I know that January 19th 2038 is going to be super interesting and all, but did you know that DVB (the TV stuff) wont blow up? It uses a slightly different timestamp (that is pretty miserable to parse as it turns out), so it can last a whole few more months past the end of the world, DVB will keep ticking along (at least in it's TOT and TDT packets) until May 22nd 2038
benjojo
replied 24 Aug 2025 00:08 +0000
in reply to: https://benjojo.co.uk/u/benjojo/h/ZWhvQxPRzdhVzz9p3V
Whoever at ETSI decided that DVB/MPEG-TS would use Modified Julian Date for it's dates is [redacted]
litchralee_v6@ipv6.s..
replied 24 Aug 2025 00:46 +0000
in reply to: https://benjojo.co.uk/u/benjojo/h/BL4CJDbDx814RqlgPd
@benjojo Wait, so is this in both the DVB spec and the spec for MPEG-TS? The latter has me concerned, since I think the North American digital TV spec (ATSC) also uses MPEG-TS.
benjojo
replied 24 Aug 2025 08:43 +0000
in reply to: https://ipv6.social/users/litchralee_v6/statuses/115080977790732118
@litchralee_v6 in talking about TOT and TDT packets, that appears in the MPEG-TS streams of DVB, and presumably ATSC as well. But I don't have any of those recordings on hand because I'm not American
benjojo
replied 24 Aug 2025 00:13 +0000
in reply to: https://benjojo.co.uk/u/benjojo/h/BL4CJDbDx814RqlgPd
Also we get a whole soft start on the whole "timestamps based explosions" saga on February 7, 2036, when the NTP one will stop working Debian Trixie being year 2038+ ready and all is nice, but I feel like the scope of chaos is so so great that we are still no where near ready and we are still shipping systems that will be running in 2038, only for them to explode..
penguin42@mastodon.o..
replied 24 Aug 2025 00:17 +0000
in reply to: https://benjojo.co.uk/u/benjojo/h/3B5ZZ31z6JHwcQQ5XK
benjojo
replied 24 Aug 2025 00:33 +0000
in reply to: https://mastodon.org.uk/users/penguin42/statuses/115080863581595733
dickon@splodge.fluff..
replied 26 Aug 2025 12:03 +0000
in reply to: https://mastodon.org.uk/users/penguin42/statuses/115080863581595733
@penguin42 @benjojo Yes it is, because it isn't the physical layer that's the problem.
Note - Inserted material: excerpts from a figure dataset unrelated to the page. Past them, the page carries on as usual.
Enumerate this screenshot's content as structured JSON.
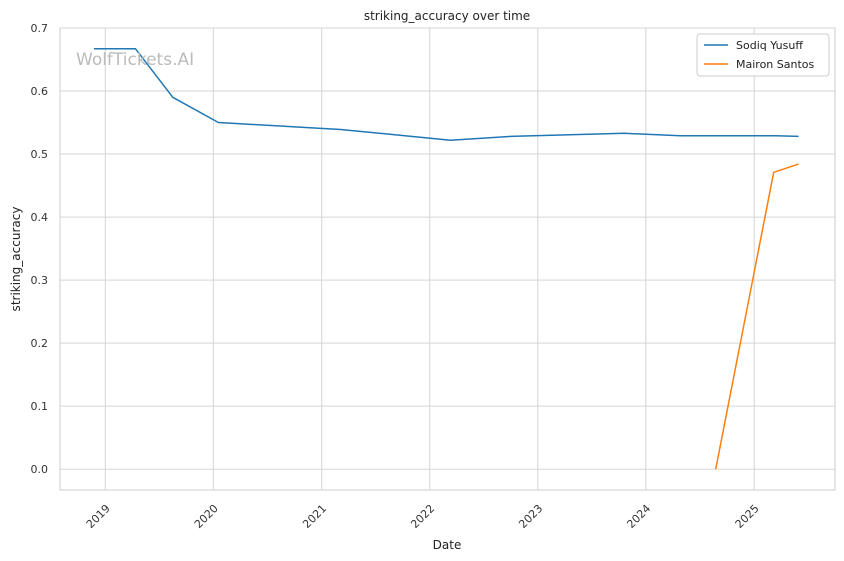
{
  "watermark": "WolfTickets.AI",
  "chart_data": {
    "type": "line",
    "title": "striking_accuracy over time",
    "xlabel": "Date",
    "ylabel": "striking_accuracy",
    "x_axis": "date",
    "xlim": [
      "2018-08-01",
      "2025-10-01"
    ],
    "ylim": [
      -0.033,
      0.7
    ],
    "x_ticks": [
      "2019",
      "2020",
      "2021",
      "2022",
      "2023",
      "2024",
      "2025"
    ],
    "y_ticks": [
      "0.0",
      "0.1",
      "0.2",
      "0.3",
      "0.4",
      "0.5",
      "0.6",
      "0.7"
    ],
    "grid": true,
    "legend_position": "top-right",
    "series": [
      {
        "name": "Sodiq Yusuff",
        "color": "#1f77b4",
        "points": [
          {
            "x": "2018-11-24",
            "y": 0.667
          },
          {
            "x": "2019-04-13",
            "y": 0.667
          },
          {
            "x": "2019-08-17",
            "y": 0.59
          },
          {
            "x": "2020-01-18",
            "y": 0.55
          },
          {
            "x": "2021-03-06",
            "y": 0.539
          },
          {
            "x": "2022-03-12",
            "y": 0.522
          },
          {
            "x": "2022-10-01",
            "y": 0.528
          },
          {
            "x": "2023-10-21",
            "y": 0.533
          },
          {
            "x": "2024-04-27",
            "y": 0.529
          },
          {
            "x": "2025-03-15",
            "y": 0.529
          },
          {
            "x": "2025-05-31",
            "y": 0.528
          }
        ]
      },
      {
        "name": "Mairon Santos",
        "color": "#ff7f0e",
        "points": [
          {
            "x": "2024-08-24",
            "y": 0.0
          },
          {
            "x": "2025-03-08",
            "y": 0.471
          },
          {
            "x": "2025-05-31",
            "y": 0.484
          }
        ]
      }
    ]
  }
}
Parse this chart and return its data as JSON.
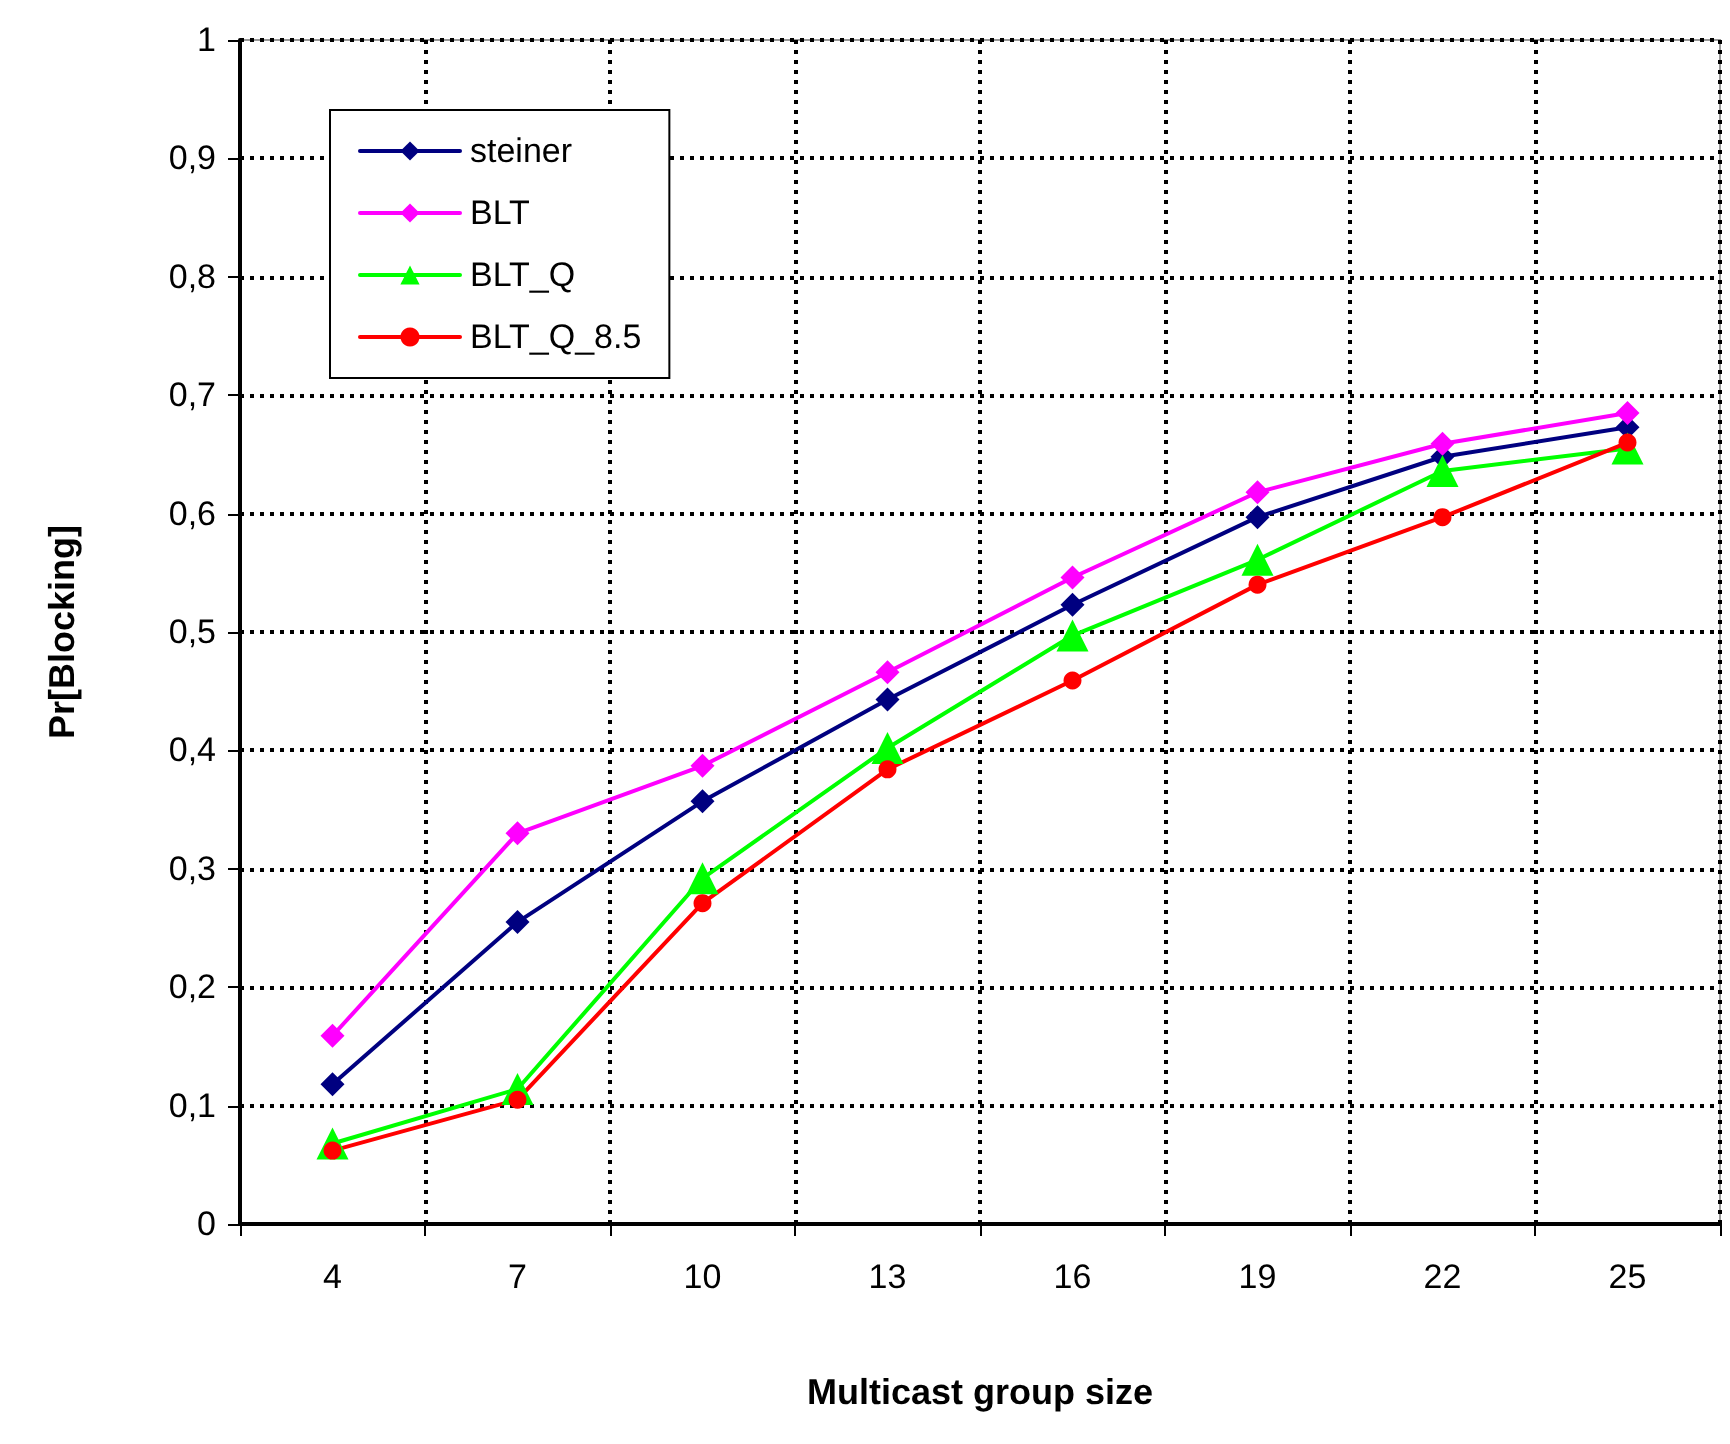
{
  "chart_data": {
    "type": "line",
    "xlabel": "Multicast group size",
    "ylabel": "Pr[Blocking]",
    "categories": [
      "4",
      "7",
      "10",
      "13",
      "16",
      "19",
      "22",
      "25"
    ],
    "series": [
      {
        "name": "steiner",
        "color": "#000080",
        "marker": "diamond",
        "values": [
          0.118,
          0.255,
          0.357,
          0.443,
          0.523,
          0.597,
          0.648,
          0.673
        ]
      },
      {
        "name": "BLT",
        "color": "#ff00ff",
        "marker": "diamond",
        "values": [
          0.159,
          0.33,
          0.387,
          0.466,
          0.546,
          0.618,
          0.659,
          0.685
        ]
      },
      {
        "name": "BLT_Q",
        "color": "#00ff00",
        "marker": "triangle",
        "values": [
          0.068,
          0.114,
          0.292,
          0.402,
          0.497,
          0.561,
          0.636,
          0.655
        ]
      },
      {
        "name": "BLT_Q_8.5",
        "color": "#ff0000",
        "marker": "circle",
        "values": [
          0.062,
          0.105,
          0.271,
          0.384,
          0.459,
          0.54,
          0.597,
          0.66
        ]
      }
    ],
    "ylim": [
      0,
      1
    ],
    "yticks": [
      0,
      {
        "value": 0.1,
        "label": "0,1"
      },
      {
        "value": 0.2,
        "label": "0,2"
      },
      {
        "value": 0.3,
        "label": "0,3"
      },
      {
        "value": 0.4,
        "label": "0,4"
      },
      {
        "value": 0.5,
        "label": "0,5"
      },
      {
        "value": 0.6,
        "label": "0,6"
      },
      {
        "value": 0.7,
        "label": "0,7"
      },
      {
        "value": 0.8,
        "label": "0,8"
      },
      {
        "value": 0.9,
        "label": "0,9"
      },
      1
    ],
    "grid": true,
    "legend": "top left",
    "line_style": "solid"
  }
}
The AV and metadata streams are basically identical across DVB-{T,T2,S,S2,C}, and it's the MJD in the metadata tables that's the problem. I bitched about this in about 2004, when I discovered it. It's mad.
terinjokes@toots.mee..
replied 24 Aug 2025 00:46 +0000
in reply to: https://benjojo.co.uk/u/benjojo/h/3B5ZZ31z6JHwcQQ5XK
@benjojo Everytime the battery runs out on my GPS unit I have to dig out a serial cable and a Windows 98 software to reset the time, as Garmin never thought you'd use it long enough for the GPS epoch to rollover.
mirabilos@toot.mirbs..
replied 24 Aug 2025 00:48 +0000
in reply to: https://benjojo.co.uk/u/benjojo/h/3B5ZZ31z6JHwcQQ5XK
@benjojo huh. I just read up a bit on this. The era is never transmitted, Mills just relies on external means (filesystem timestamps, pre-existing RTC setting, build timestamp if must be) to get the expected local time close enough. Urgs. I guess I’ll have to patch that into my Linux ports of rdate and openntpd. (BSD sets the clocktime to the root filesystem time if the latter is larger, at boot; Linux, e.g. on that RPi1 I got as gift, happily boots into January 1970 and then complains.)